Cambridge, and the whole Boston area, got diagnosed nearly 50 years ago with arterial blockage. Keep gaining density if you’d like – but that car habit is going to kill you. We responded with transit, with bicycles, with a view toward world-class reinvention of our streets. We’ll get there together. That sound humming in the background? It’s the democratic process, and it’s powered by our own legs.
Greg Harris is the founding editor of the literary magazine Pangyrus and the founder and co-director of Harvard LITfest. His essays, reviews, and stories have appeared in The Boston Globe, The Washington Post, The Chronicle of Higher Education, Harvard Review, Jewish Fiction, Earth Island Journal and elsewhere.

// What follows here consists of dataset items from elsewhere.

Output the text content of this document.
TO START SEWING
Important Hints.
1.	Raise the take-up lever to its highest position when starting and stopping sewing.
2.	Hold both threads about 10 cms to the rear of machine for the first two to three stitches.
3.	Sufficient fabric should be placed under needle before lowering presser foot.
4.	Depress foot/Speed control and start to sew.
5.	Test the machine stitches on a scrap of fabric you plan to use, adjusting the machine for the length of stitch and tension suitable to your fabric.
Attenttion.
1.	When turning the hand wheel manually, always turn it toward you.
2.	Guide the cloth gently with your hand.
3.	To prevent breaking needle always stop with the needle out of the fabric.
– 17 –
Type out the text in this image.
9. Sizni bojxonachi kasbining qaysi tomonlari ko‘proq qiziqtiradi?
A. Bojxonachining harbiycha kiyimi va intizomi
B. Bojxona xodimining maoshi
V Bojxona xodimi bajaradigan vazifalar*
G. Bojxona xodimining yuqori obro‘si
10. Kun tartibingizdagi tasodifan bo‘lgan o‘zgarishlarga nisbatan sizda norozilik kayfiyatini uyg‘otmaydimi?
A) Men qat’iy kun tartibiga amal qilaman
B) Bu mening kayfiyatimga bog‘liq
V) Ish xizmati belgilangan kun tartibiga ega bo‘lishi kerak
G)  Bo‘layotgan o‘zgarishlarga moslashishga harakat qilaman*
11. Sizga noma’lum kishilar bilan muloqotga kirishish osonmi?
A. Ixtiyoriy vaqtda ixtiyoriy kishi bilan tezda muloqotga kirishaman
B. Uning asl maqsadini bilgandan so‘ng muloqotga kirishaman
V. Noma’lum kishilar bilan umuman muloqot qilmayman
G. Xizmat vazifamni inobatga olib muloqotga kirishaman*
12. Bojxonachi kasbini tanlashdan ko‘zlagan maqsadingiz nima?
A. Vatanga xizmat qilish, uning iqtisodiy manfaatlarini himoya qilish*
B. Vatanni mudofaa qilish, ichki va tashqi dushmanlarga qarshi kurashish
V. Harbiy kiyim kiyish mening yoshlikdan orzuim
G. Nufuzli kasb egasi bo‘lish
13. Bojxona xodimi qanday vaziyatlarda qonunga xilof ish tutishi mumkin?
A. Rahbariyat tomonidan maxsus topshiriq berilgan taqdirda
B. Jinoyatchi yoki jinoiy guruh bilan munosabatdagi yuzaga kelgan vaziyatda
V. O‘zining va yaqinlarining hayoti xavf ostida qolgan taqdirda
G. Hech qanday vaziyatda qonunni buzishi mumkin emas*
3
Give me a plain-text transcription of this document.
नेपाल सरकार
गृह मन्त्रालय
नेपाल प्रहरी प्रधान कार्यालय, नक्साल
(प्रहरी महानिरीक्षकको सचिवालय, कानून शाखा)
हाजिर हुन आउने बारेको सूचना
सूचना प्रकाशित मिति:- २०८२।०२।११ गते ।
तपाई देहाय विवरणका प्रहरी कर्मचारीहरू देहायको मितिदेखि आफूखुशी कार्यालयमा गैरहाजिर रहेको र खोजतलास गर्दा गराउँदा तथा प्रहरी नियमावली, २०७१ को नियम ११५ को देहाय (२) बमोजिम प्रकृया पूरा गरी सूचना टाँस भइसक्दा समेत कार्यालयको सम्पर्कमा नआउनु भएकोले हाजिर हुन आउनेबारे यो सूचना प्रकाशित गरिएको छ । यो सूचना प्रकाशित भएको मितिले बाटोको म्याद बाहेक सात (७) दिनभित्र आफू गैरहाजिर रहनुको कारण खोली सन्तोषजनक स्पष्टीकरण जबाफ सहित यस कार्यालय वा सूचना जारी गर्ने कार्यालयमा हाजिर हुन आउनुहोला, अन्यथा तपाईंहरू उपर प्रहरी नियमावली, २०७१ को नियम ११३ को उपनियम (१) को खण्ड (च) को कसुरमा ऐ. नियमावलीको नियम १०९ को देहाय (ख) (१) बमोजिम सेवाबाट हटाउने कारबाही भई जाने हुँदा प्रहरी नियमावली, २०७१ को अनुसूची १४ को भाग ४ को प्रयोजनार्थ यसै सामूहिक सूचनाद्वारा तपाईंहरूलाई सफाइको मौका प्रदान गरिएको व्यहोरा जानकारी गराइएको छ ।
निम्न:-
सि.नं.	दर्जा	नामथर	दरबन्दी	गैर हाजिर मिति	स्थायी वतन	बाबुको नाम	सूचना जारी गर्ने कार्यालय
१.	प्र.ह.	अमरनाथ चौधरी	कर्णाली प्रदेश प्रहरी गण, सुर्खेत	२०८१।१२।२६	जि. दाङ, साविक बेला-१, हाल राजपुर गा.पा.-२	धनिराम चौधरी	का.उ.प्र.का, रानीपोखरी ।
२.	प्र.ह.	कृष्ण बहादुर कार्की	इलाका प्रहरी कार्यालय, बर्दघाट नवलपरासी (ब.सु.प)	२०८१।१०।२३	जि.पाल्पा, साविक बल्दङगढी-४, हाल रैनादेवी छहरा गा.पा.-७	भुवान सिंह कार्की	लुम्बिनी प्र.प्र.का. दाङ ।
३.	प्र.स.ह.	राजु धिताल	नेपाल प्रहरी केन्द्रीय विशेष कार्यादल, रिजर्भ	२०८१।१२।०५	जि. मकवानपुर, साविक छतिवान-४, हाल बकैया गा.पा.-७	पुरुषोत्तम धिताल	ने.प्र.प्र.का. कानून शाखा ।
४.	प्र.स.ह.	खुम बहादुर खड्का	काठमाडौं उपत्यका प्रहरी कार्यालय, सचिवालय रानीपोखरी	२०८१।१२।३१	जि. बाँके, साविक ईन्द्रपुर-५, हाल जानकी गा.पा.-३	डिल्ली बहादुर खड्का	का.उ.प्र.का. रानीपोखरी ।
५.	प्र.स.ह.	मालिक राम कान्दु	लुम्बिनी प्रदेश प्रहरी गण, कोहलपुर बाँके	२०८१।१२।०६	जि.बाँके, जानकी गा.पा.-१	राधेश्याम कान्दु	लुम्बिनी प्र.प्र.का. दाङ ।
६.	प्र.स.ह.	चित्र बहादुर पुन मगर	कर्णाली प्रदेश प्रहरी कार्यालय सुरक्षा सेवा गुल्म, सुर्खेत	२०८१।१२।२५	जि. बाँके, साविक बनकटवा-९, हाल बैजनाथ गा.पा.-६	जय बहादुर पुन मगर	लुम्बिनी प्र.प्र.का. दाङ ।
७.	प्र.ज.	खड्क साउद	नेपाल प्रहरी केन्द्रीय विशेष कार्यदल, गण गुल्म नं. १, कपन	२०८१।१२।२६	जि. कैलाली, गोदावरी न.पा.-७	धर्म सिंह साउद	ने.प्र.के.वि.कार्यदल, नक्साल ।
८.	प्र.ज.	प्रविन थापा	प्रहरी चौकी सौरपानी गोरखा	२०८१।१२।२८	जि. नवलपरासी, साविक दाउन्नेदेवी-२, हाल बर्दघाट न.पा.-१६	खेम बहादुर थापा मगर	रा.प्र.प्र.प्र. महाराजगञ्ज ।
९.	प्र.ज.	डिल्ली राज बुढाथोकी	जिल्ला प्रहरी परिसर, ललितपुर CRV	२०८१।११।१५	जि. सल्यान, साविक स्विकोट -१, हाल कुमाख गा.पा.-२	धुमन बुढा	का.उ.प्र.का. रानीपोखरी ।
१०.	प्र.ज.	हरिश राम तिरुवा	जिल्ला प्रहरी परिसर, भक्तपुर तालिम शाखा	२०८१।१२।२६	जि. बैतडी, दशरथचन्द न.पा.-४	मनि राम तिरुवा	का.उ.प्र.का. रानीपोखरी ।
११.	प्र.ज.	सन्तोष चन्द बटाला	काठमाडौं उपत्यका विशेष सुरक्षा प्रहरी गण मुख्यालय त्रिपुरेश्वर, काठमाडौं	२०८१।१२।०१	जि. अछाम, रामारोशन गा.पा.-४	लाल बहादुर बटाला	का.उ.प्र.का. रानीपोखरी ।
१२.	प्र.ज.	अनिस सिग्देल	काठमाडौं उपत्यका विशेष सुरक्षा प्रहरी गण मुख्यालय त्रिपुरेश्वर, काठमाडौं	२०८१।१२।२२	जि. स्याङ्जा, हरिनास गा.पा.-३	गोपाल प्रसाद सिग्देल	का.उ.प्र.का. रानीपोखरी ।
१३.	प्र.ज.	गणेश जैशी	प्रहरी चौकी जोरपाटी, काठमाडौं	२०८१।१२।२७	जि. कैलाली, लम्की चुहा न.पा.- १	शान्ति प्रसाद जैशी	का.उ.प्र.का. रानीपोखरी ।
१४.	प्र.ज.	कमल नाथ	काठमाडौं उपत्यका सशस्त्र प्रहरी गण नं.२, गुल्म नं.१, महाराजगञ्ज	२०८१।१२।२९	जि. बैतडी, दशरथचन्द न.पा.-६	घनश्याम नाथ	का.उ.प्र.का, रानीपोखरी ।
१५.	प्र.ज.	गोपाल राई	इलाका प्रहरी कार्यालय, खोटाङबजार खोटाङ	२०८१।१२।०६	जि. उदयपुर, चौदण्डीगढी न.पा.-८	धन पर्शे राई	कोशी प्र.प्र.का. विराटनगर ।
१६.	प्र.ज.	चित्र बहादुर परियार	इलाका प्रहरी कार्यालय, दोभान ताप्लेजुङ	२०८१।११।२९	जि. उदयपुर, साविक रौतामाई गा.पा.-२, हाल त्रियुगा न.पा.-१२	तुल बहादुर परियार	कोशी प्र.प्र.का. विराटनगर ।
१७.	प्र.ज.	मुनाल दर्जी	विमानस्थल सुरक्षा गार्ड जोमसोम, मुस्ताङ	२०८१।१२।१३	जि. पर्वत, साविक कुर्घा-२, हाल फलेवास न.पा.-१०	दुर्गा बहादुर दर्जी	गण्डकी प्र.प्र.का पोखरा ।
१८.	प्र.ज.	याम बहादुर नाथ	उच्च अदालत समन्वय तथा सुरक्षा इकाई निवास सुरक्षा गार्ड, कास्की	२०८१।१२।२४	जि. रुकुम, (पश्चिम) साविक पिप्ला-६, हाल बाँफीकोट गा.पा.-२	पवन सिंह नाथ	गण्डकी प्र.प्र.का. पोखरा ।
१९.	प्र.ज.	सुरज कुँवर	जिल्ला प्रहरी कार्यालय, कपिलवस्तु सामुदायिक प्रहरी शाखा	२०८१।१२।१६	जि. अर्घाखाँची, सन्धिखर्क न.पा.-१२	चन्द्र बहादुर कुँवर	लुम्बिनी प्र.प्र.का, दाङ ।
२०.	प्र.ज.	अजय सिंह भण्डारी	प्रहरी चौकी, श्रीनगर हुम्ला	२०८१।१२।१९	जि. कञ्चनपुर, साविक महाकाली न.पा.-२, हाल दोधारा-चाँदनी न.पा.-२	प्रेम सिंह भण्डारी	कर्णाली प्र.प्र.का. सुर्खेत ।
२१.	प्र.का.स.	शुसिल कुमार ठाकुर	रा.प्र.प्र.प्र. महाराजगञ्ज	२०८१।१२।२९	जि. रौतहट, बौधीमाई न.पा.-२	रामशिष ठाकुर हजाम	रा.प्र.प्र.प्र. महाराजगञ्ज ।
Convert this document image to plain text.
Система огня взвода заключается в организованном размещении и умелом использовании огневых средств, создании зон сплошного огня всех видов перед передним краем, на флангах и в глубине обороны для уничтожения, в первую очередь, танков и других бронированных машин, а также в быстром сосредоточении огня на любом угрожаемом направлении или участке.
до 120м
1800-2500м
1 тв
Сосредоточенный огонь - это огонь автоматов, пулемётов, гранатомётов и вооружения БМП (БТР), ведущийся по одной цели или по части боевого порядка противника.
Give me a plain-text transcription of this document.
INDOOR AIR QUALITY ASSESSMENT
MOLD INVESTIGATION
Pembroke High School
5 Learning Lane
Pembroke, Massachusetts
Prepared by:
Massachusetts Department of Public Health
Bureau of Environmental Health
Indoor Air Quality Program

I’m sorry to say, but I don’t get the point of these “bike backlash has some right points” articles. Yes, Greg, Mass Ave is a parking lot. No, greg, it wasn’t free flowing street before the bike lane. Anyone could see the bad traffic Boston area had BEFORE the very first bike lane was even planned. No, Greg, you don’t deserve an empty parking spot any time you go shopping in Cambridge. You know what solves my parking problem for real? Walking, cycling, or taking public transportation everywhere I need to go. Please grow up and face the geometry problem: too many cars competing for the same limited street space is an insolvable problem – we got to change the entire premise and get around using much better city transportation needs. You could have written that, Greg. Would be a better article.
Backlash against common-sense street safety and sustainable transportation improvements.
Why? Because nothing angers drivers more than minor inconvenience.
But it’s a misconception—every cyclist is one less car on the road. Drivers should recognize that bike lanes benefit them, too.
Beautifully put. Thanks for sharing your thoughts and research.
It is unusual and refreshing to see a letter or article acknowledging that there can be more than one realistic and legitimate opinion about bike lanes. There are pro’s and con’s, as the author says.
I appreciate the tone of your article, Greg, but you do still seem to at least hint strongly that car congestion is made worse by bike lanes. It isn’t. The Vehicle Trip Reduction Ordinance in 1992 was in response to the congestion already in place, long before bike lanes. Increasing–or maintaining–travel lanes ultimately brings more cars and more traffic. It’s called induced demand. And in the long run, as Cambridge grows, it’s simply not sustainable.
Like you, I sometimes find myself behind the wheel, not over the wheels. And like you, I don’t enjoy getting caught in a rolling parking lot. But when that happens I’m not in traffic–I am traffic. As for parking spaces to make my errands more convenient, all I can say is we live in a city, not the burbs, and in a city the expectation of easy parking on demand isn’t reasonable. Pedal on.